Guidance replaces orders
There was a moment in early September when the doctors changed their advice. Instead of commanding me not to drink, they now advised me to drink ‘moderately’. Instantly I had to decide what ‘moderately’ meant. It was now up to me to decide what was safe within their guidance. I was beginning to gain back some control. On drinking the first pint, I was worried instant pain would follow. But no, thankfully it did not. And thus over the next few months, I advanced the guidance to levels, admittedly, that I think doctors would find hard to judge ‘moderate’.

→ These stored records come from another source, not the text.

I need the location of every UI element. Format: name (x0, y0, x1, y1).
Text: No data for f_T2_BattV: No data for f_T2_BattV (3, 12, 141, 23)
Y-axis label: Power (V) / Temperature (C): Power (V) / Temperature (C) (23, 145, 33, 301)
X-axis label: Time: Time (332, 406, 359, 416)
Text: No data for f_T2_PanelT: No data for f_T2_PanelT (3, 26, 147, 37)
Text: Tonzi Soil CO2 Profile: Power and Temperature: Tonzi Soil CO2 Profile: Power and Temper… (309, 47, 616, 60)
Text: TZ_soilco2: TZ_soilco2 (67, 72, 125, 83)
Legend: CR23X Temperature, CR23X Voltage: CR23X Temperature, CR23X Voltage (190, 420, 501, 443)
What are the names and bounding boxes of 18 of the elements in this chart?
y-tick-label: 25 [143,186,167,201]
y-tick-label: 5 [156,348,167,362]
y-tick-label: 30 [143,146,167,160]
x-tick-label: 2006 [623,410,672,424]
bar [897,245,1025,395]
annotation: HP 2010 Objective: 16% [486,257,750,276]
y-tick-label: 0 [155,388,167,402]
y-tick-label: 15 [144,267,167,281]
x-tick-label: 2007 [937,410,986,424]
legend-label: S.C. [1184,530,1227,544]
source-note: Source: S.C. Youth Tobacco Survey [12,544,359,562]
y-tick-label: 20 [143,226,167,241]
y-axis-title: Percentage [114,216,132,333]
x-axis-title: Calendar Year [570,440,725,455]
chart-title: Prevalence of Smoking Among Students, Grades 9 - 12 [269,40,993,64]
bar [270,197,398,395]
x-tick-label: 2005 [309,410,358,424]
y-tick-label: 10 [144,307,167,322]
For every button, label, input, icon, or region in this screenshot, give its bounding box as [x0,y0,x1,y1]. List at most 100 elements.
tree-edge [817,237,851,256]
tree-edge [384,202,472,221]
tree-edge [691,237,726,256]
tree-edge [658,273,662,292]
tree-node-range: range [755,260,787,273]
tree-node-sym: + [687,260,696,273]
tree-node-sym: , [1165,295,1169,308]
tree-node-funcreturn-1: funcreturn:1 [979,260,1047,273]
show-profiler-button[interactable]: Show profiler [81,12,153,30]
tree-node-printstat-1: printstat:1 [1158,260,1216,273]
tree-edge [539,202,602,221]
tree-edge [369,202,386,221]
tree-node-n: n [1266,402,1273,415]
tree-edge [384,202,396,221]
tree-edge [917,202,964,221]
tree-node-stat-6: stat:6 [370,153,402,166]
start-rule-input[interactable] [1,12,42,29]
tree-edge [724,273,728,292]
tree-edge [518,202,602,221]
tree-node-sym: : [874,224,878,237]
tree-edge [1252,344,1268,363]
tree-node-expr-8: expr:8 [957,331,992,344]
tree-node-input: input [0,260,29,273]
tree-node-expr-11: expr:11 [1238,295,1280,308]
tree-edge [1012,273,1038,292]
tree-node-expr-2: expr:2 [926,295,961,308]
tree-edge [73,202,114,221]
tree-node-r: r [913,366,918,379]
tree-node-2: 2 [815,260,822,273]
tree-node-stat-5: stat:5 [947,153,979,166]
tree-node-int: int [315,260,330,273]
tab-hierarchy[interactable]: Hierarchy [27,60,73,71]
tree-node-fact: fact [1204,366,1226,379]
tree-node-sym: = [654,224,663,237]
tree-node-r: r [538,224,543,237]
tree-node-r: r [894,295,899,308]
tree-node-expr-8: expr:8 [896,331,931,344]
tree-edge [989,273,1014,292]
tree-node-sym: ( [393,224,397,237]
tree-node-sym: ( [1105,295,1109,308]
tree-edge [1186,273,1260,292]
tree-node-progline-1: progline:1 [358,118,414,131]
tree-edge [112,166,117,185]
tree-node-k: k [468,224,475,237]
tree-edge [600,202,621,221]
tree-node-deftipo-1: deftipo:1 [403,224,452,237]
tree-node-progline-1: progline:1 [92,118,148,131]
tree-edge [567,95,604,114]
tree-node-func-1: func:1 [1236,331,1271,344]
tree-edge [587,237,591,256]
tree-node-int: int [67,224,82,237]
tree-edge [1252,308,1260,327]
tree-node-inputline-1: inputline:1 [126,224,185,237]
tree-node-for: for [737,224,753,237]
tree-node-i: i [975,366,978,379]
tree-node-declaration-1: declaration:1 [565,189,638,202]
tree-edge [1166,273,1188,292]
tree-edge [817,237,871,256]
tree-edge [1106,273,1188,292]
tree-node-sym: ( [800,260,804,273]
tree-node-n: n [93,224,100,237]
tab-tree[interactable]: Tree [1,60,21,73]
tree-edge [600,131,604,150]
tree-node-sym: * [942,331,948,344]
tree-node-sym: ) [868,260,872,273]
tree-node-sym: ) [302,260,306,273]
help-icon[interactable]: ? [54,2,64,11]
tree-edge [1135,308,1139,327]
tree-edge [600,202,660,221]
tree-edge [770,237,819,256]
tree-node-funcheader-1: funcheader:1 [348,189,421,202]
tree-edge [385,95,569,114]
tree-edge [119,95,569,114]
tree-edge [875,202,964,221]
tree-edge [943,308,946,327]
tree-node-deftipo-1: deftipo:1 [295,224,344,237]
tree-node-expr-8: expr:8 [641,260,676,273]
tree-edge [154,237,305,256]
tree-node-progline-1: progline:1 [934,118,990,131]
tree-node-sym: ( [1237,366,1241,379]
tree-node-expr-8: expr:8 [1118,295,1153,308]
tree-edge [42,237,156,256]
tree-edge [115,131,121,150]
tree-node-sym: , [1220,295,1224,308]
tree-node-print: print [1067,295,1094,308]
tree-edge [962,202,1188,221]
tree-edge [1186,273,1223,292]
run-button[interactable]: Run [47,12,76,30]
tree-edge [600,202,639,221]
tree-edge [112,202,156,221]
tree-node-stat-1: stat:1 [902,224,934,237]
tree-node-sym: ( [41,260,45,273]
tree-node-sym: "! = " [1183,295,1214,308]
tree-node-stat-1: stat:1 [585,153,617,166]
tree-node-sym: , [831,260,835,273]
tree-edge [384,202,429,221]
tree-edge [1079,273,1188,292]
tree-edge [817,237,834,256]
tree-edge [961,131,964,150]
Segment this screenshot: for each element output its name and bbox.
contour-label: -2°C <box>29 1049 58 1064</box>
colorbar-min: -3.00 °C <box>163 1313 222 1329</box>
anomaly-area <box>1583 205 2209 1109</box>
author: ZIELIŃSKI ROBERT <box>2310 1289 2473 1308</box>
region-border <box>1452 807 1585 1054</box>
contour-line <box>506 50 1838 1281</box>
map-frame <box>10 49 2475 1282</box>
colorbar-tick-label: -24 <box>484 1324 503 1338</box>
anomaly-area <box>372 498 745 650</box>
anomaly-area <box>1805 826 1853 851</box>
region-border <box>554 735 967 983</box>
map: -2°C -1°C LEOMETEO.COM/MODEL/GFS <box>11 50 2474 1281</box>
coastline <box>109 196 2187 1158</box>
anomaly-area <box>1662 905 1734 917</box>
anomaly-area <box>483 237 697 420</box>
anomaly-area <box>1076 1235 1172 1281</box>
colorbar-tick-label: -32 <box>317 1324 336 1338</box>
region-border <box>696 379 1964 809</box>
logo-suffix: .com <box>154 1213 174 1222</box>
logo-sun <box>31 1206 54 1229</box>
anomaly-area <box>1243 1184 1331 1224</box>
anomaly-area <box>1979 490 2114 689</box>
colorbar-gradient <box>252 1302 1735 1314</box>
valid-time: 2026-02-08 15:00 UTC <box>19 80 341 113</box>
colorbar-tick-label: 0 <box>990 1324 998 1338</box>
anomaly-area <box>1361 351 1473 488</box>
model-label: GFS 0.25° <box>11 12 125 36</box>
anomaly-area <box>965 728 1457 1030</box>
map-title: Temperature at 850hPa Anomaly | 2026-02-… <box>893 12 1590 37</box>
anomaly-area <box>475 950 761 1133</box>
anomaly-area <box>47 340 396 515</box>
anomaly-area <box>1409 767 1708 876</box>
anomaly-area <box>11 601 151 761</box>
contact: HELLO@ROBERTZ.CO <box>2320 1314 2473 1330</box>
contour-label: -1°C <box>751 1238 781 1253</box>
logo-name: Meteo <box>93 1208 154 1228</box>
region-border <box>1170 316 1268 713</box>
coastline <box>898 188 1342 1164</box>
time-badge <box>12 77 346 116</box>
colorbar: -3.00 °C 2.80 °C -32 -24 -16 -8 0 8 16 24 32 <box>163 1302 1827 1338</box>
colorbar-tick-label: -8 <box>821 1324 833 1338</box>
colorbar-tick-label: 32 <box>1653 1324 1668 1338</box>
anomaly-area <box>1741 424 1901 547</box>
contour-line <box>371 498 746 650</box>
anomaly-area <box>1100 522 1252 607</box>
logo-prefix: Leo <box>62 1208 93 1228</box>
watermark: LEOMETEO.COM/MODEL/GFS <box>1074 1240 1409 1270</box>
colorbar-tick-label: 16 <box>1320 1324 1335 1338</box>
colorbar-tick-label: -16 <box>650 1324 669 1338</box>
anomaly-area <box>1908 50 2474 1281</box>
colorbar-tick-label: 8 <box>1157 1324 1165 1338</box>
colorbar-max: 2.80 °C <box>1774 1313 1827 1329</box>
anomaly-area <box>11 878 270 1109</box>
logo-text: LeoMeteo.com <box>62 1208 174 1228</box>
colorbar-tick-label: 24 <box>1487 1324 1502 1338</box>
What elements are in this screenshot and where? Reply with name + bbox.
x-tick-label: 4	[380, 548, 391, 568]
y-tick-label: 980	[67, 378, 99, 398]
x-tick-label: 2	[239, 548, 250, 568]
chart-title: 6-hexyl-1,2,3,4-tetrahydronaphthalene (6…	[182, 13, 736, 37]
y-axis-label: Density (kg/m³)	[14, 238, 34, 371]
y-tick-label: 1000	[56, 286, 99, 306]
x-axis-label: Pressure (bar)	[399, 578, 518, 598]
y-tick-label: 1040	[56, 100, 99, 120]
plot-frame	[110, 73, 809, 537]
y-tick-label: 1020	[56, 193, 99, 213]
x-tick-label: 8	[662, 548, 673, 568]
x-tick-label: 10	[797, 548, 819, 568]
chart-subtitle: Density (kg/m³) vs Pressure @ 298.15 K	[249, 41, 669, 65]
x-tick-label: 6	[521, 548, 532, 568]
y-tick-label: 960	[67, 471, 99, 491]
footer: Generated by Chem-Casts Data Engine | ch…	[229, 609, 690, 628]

Some politicians have speculated whether such abdication of decision making, will mean as a nation we turn into docile bodies – after our release clinging to the strictest Government guidance. I don’t share such worries. What really changed in September was my health. Although of course this correlated with a change in the guidance, I felt in myself it was now safe to drink again. Since this point, fewer and fewer decisions are made with the doctor’s guidance in mind. The same will occur to us all come Easter. Our current docility and lack of control is because we accept the dangers of this virus. Once those dangers subside, our desire to go back to the heady days of individual control will be strong. Once it’s safe, I am certain thousands of fans will be ready to reclaim a sense of control over their beloved football club. That sense of community and hope felt back at the start of the year, is a pull no one can resist forever.
In truth, 2020 has revealed a nation simply too fat, and unfit. We ourselves were too weak to tackle a pandemic, as were our institutions. Both Government and people were not healthy. As the state takes back control from Brussels, we will also need to take control of our lives back from the state, as we decide when it is safe to venture out again. Both the Government and us – the voters – need to become more responsible over our lives. In 2021, we will have few excuses to hide behind.